Как ни совершенны расчеты баллистиков, истинная траектория космического аппарата всегда несколько отличается от вычисленной. Поэтому дела и заботы этой группы специалистов вовсе не заканчиваются перед стартом. По данным наземных наблюдений, они определяют реальную траекторию нашего полета, соотносят ее с орбитой «Салюта» и намечают, нам операции по корректировке. В те первые часы после старта нашему «Союзу» предстояло совершить некоторые маневры. Точность этой «пилотажной» работы и определяла, сможем ли мы сблизиться с «Салютом», а значит, и успех всего полета.

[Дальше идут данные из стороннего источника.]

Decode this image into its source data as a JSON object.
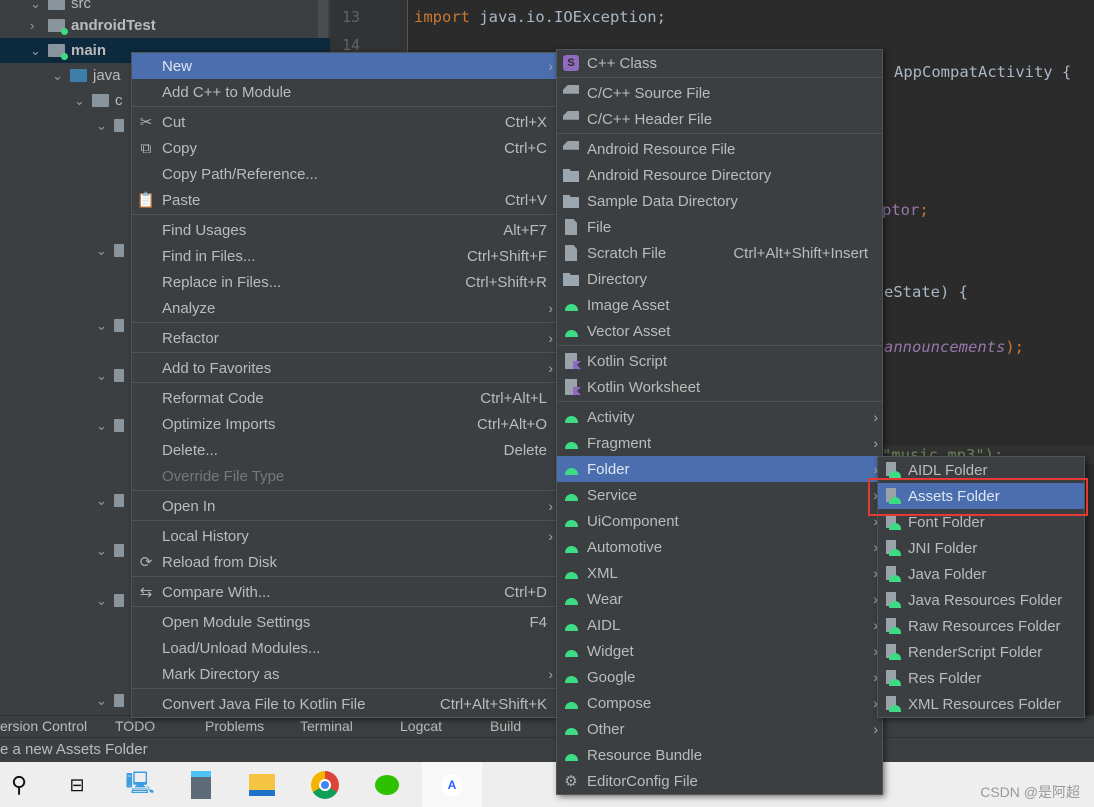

Есть внешне немало общего в маневрах космического корабля и самолета. Оба — летательные аппараты, оба изменяют свое положение в пространстве относительно трех осей, а не двух, как, скажем, автомобиль. На этом сходство, однако, кончается: и принцип преодоления силы земного притяжения, и сам характер маневров в атмосфере и в космосе разные. Сопротивление воздушной среды движению тела — вот в чем «секрет» аэродинамической подъемной силы самолета. Иное дело — космический корабль, движущийся по инерции в условиях почти абсолютного вакуума. Ему не на что опереться в этой среде, безразличной к скорости, положению, траектории аппарата. Изменить скорость полета он может только с помощью двигателя, естественно, ракетного, так как ему неоткуда взять извне окислитель для горючего. Накрениться, стать «задом наперед», сделать «бочку» или любой иной маневр космический корабль способен лишь с помощью опять-таки ракетных двигателей.
И еще одно существеннейшее отличие космического маневра от «авиационного». Корабль может проделывать какие угодно развороты, но это никак не повлияет на положение его центра масс, на собственно траекторию полета. Чтобы изменить ее, перейти с одной орбиты на другую, должен сработать мощный, так называемый маршевый двигатель, выдать определенный импульс тяги строго заданного направления. Естественно, вектор этого импульса может быть направлен в любую сторону — назад относительно траектории, вперед, в другом, промежуточном направлении. Это вызовет соответственно ускорение корабля и переход на более высокую орбиту, торможение с последующим снижением орбиты, наконец, переход на орбиту, плоскость которой занимает иное положение относительно Земли.